New Virtual Helper Challenges Siri
An app named Evi uses semantic data to provide a wider range of answers.
- Friday, January 27, 2012
- By Rachel Metz
The market for sweetly named smart-phone assistants is heating up, as Siri, Apple's iPhone-based virtual helper, just got a new "frenemy" named Evi.
Created by True Knowledge, a Cambridge, U.K.-based semantic technology startup, Evi, like Siri, can answer questions posed aloud in a conversational manner. But unlike Siri, which is only loaded on the latest iPhone, Evi is available as an app for the iPhone and phones running Google's Android software.
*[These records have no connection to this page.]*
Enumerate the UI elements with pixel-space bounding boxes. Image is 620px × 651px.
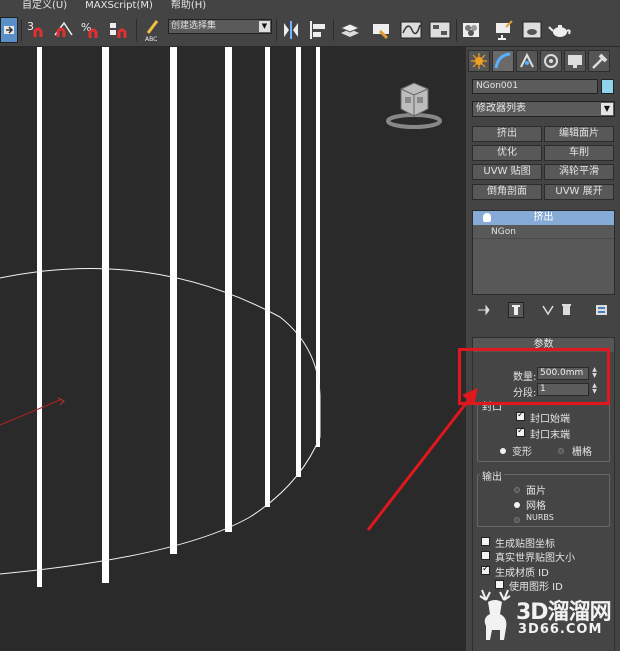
deer-logo-icon [479,589,511,640]
watermark-url: 3D66.COM [518,622,603,637]
annotation-arrow [366,388,478,531]
watermark: 3D溜溜网 3D66.COM [468,582,620,651]
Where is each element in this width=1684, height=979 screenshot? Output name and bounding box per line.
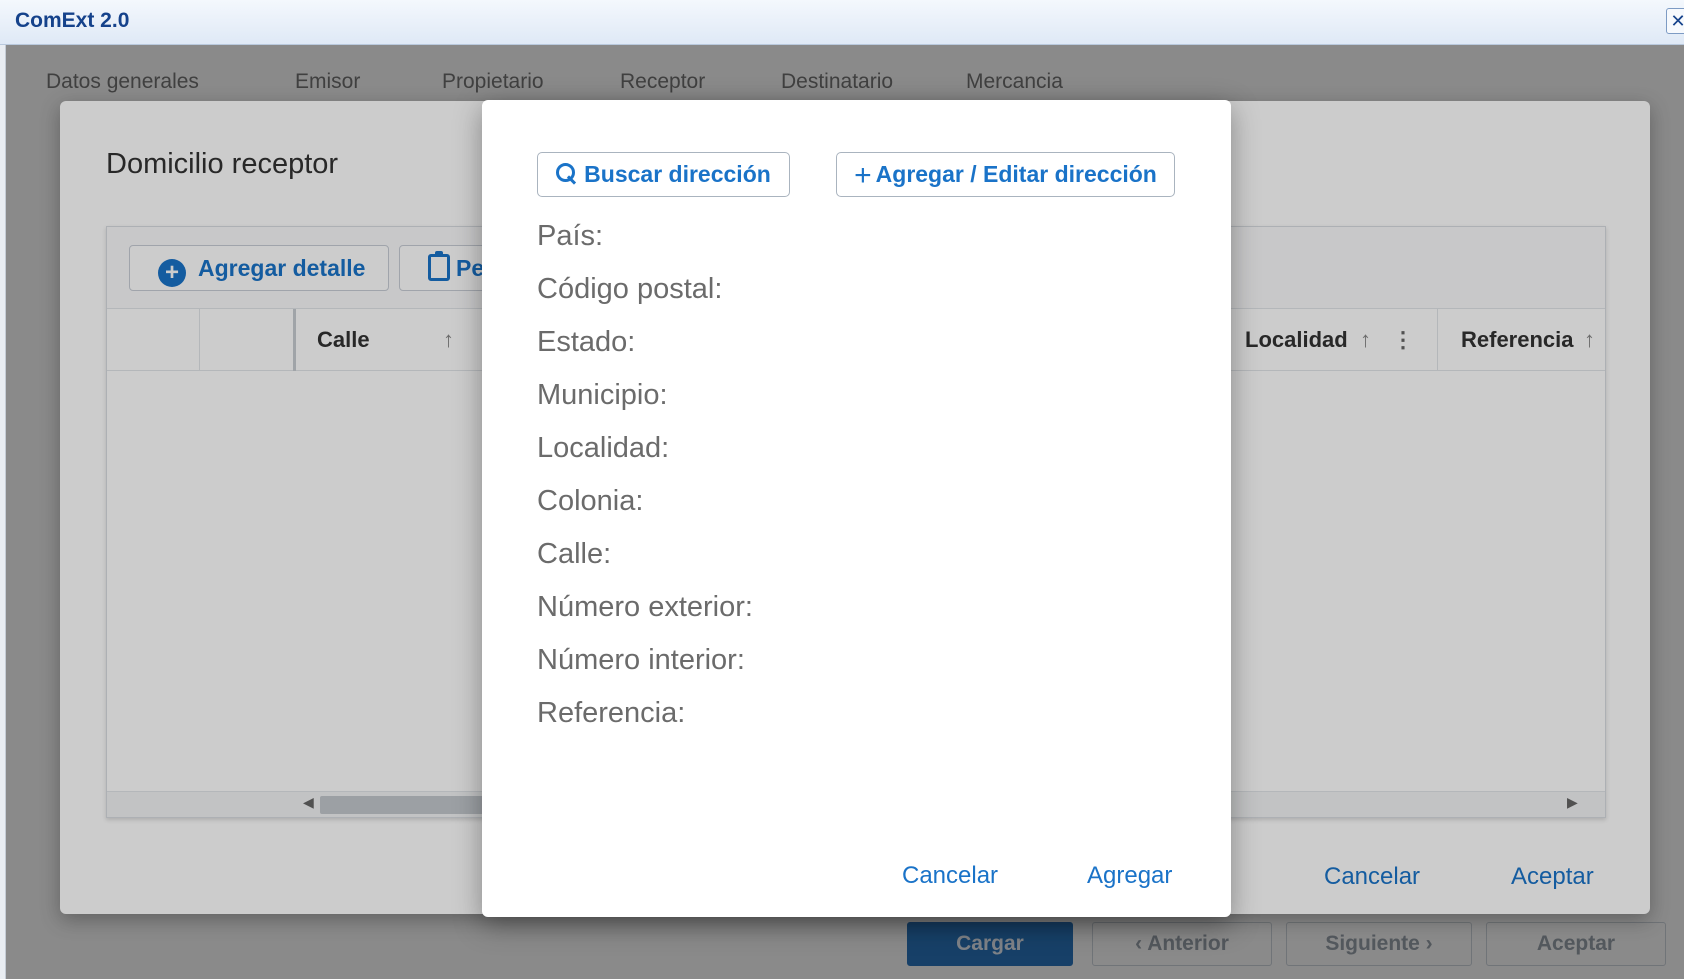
window-title: ComExt 2.0 [15, 9, 130, 32]
field-label-estado: Estado: [537, 326, 636, 358]
agregar-editar-direccion-label: Agregar / Editar dirección [875, 161, 1157, 187]
buscar-direccion-label: Buscar dirección [584, 161, 771, 187]
buscar-direccion-button[interactable]: Buscar dirección [537, 152, 790, 197]
agregar-editar-direccion-button[interactable]: + Agregar / Editar dirección [836, 152, 1175, 197]
field-label-codigo-postal: Código postal: [537, 273, 723, 305]
close-icon[interactable]: ✕ [1666, 8, 1684, 34]
field-label-numero-exterior: Número exterior: [537, 591, 753, 623]
field-label-localidad: Localidad: [537, 432, 670, 464]
field-label-colonia: Colonia: [537, 485, 644, 517]
field-label-municipio: Municipio: [537, 379, 668, 411]
search-icon [556, 163, 578, 185]
field-label-referencia: Referencia: [537, 697, 686, 729]
app-window: ComExt 2.0 ✕ Datos generales Emisor Prop… [0, 0, 1684, 979]
field-label-calle: Calle: [537, 538, 612, 570]
title-bar: ComExt 2.0 ✕ [0, 0, 1684, 45]
address-add-button[interactable]: Agregar [1087, 862, 1172, 890]
field-label-pais: País: [537, 220, 604, 252]
plus-icon: + [854, 159, 872, 192]
address-cancel-button[interactable]: Cancelar [902, 862, 998, 890]
field-label-numero-interior: Número interior: [537, 644, 745, 676]
address-dialog: Buscar dirección + Agregar / Editar direc… [482, 100, 1231, 917]
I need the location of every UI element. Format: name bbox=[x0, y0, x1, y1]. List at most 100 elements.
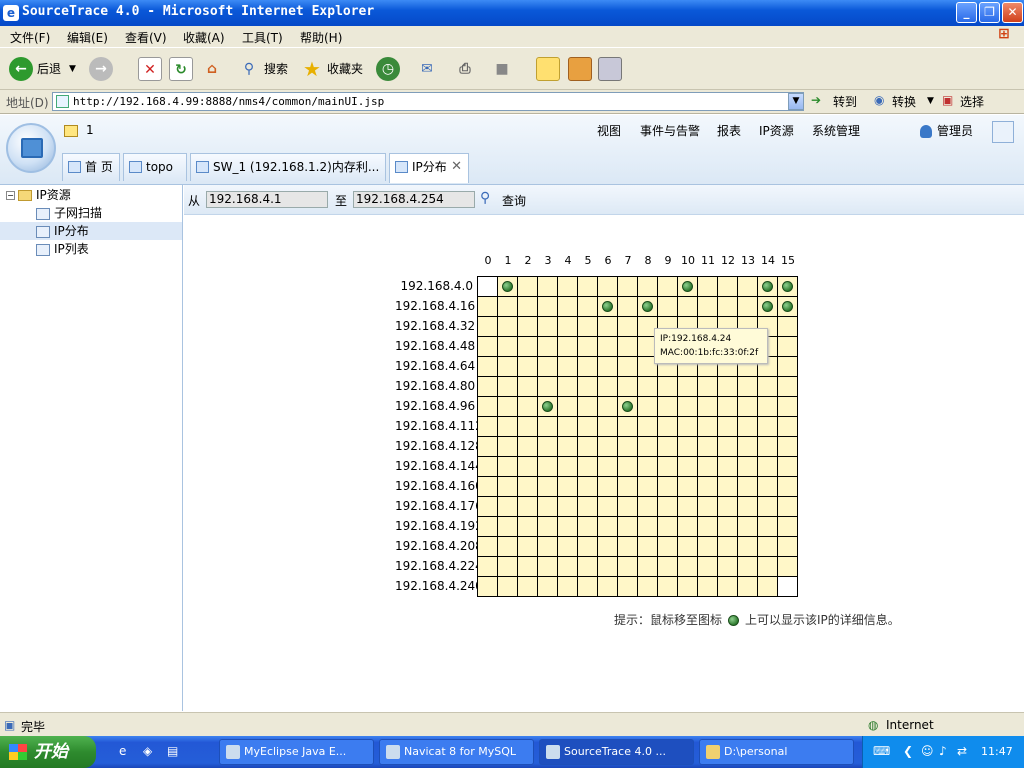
ip-cell[interactable] bbox=[498, 377, 518, 397]
ip-cell[interactable] bbox=[538, 437, 558, 457]
ip-cell[interactable] bbox=[718, 517, 738, 537]
ip-cell[interactable] bbox=[778, 277, 798, 297]
ie-quicklaunch-icon[interactable]: e bbox=[119, 744, 126, 758]
ip-cell[interactable] bbox=[778, 437, 798, 457]
active-ip-icon[interactable] bbox=[782, 301, 793, 312]
ip-cell[interactable] bbox=[478, 297, 498, 317]
address-input[interactable]: http://192.168.4.99:8888/nms4/common/mai… bbox=[52, 92, 804, 111]
ip-cell[interactable] bbox=[498, 337, 518, 357]
ip-cell[interactable] bbox=[538, 457, 558, 477]
nav-system-management[interactable]: 系统管理 bbox=[812, 122, 860, 139]
volume-icon[interactable]: ♪ bbox=[939, 744, 947, 758]
ip-cell[interactable] bbox=[478, 337, 498, 357]
ip-cell[interactable] bbox=[638, 577, 658, 597]
ip-cell[interactable] bbox=[598, 337, 618, 357]
ip-cell[interactable] bbox=[658, 557, 678, 577]
ip-cell[interactable] bbox=[598, 297, 618, 317]
ip-cell[interactable] bbox=[778, 417, 798, 437]
ip-cell[interactable] bbox=[498, 497, 518, 517]
ip-cell[interactable] bbox=[538, 577, 558, 597]
convert-icon[interactable]: ◉ bbox=[874, 93, 884, 107]
nav-view[interactable]: 视图 bbox=[597, 122, 621, 139]
history-icon[interactable]: ◷ bbox=[376, 57, 400, 81]
ip-cell[interactable] bbox=[738, 557, 758, 577]
favorites-star-icon[interactable]: ★ bbox=[300, 57, 324, 81]
ip-cell[interactable] bbox=[538, 337, 558, 357]
tree-item-ip-distribution[interactable]: IP分布 bbox=[0, 222, 182, 240]
to-ip-input[interactable]: 192.168.4.254 bbox=[353, 191, 475, 208]
ip-cell[interactable] bbox=[598, 317, 618, 337]
go-button[interactable]: 转到 bbox=[833, 93, 857, 110]
ip-cell[interactable] bbox=[598, 357, 618, 377]
ip-cell[interactable] bbox=[478, 277, 498, 297]
ip-cell[interactable] bbox=[718, 577, 738, 597]
ip-cell[interactable] bbox=[618, 437, 638, 457]
ip-cell[interactable] bbox=[658, 517, 678, 537]
ip-cell[interactable] bbox=[498, 437, 518, 457]
ip-cell[interactable] bbox=[538, 497, 558, 517]
ip-cell[interactable] bbox=[718, 417, 738, 437]
ip-cell[interactable] bbox=[578, 477, 598, 497]
ip-cell[interactable] bbox=[778, 497, 798, 517]
ip-cell[interactable] bbox=[678, 417, 698, 437]
ip-cell[interactable] bbox=[538, 417, 558, 437]
ip-cell[interactable] bbox=[558, 277, 578, 297]
ip-cell[interactable] bbox=[578, 397, 598, 417]
ip-cell[interactable] bbox=[678, 457, 698, 477]
ip-cell[interactable] bbox=[718, 437, 738, 457]
ip-cell[interactable] bbox=[738, 497, 758, 517]
ip-cell[interactable] bbox=[538, 397, 558, 417]
ip-cell[interactable] bbox=[718, 497, 738, 517]
ip-cell[interactable] bbox=[598, 537, 618, 557]
ip-cell[interactable] bbox=[758, 397, 778, 417]
ip-cell[interactable] bbox=[698, 577, 718, 597]
ip-cell[interactable] bbox=[658, 277, 678, 297]
ip-cell[interactable] bbox=[598, 397, 618, 417]
ip-cell[interactable] bbox=[778, 297, 798, 317]
tray-expand-icon[interactable]: ❮ bbox=[903, 744, 913, 758]
ip-cell[interactable] bbox=[698, 397, 718, 417]
ip-cell[interactable] bbox=[698, 497, 718, 517]
ip-cell[interactable] bbox=[578, 317, 598, 337]
nav-ip-resources[interactable]: IP资源 bbox=[759, 122, 794, 139]
ip-cell[interactable] bbox=[738, 377, 758, 397]
ip-cell[interactable] bbox=[578, 457, 598, 477]
back-button[interactable]: 后退 bbox=[37, 56, 61, 82]
ip-cell[interactable] bbox=[638, 497, 658, 517]
ip-cell[interactable] bbox=[498, 557, 518, 577]
home-icon[interactable]: ⌂ bbox=[200, 57, 224, 81]
ip-cell[interactable] bbox=[738, 537, 758, 557]
active-ip-icon[interactable] bbox=[542, 401, 553, 412]
explorer-quicklaunch-icon[interactable]: ◈ bbox=[143, 744, 152, 758]
ip-cell[interactable] bbox=[578, 297, 598, 317]
ip-cell[interactable] bbox=[518, 317, 538, 337]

Siri and other personal assistants are still fairly limited. As they become more popular, established companies and startups will need to expand the range of tasks they can perform. True Knowledge is hoping the semantic database it has built up over the past few years could provide this edge.
Evi's availability and promise as an artificial intelligence app, coupled with its low price (99 cents on the iPhone and free on Android phones), caused its popularity to skyrocket following its Monday release, and made it difficult for those downloading it to try it out. Evi isn't the only Siri competitor—and in fact its capabilities are somewhat different from Siri's offerings—but plenty of smart-phone users, it seems, are eager for Evi's help in particular.
Evi uses a platform with hundreds of millions of data points that True Knowledge developed over several years (initially for Web search). Information in this database has been tagged to add meaning and context. For example, Apple is classified as a "company" and Tim Cook is classified as a "person" and a "CEO." True Knowledge founder and CEO William Tunstall-Pedoe says this allows the app to understand all sorts of things—people, places, buildings, colors, and more—and how they interact, which helps the app find the right answer for a wide range of questions. In addition to all this information, Evi, like Siri, can access data on some outside websites.
Essentially, the app takes your spoken or typed question and uses its vast store of knowledge along with outside data from websites like Yelp to give pertinent answers. This is similar to how Siri works, but Apple's assistant focuses more on accomplishing tasks, such as making calls, setting alerts, or dictating text messages, by working with the iPhone's other apps. Evi does not do these things, but Tunstall-Pedoe says it will eventually be able to take on more tasks.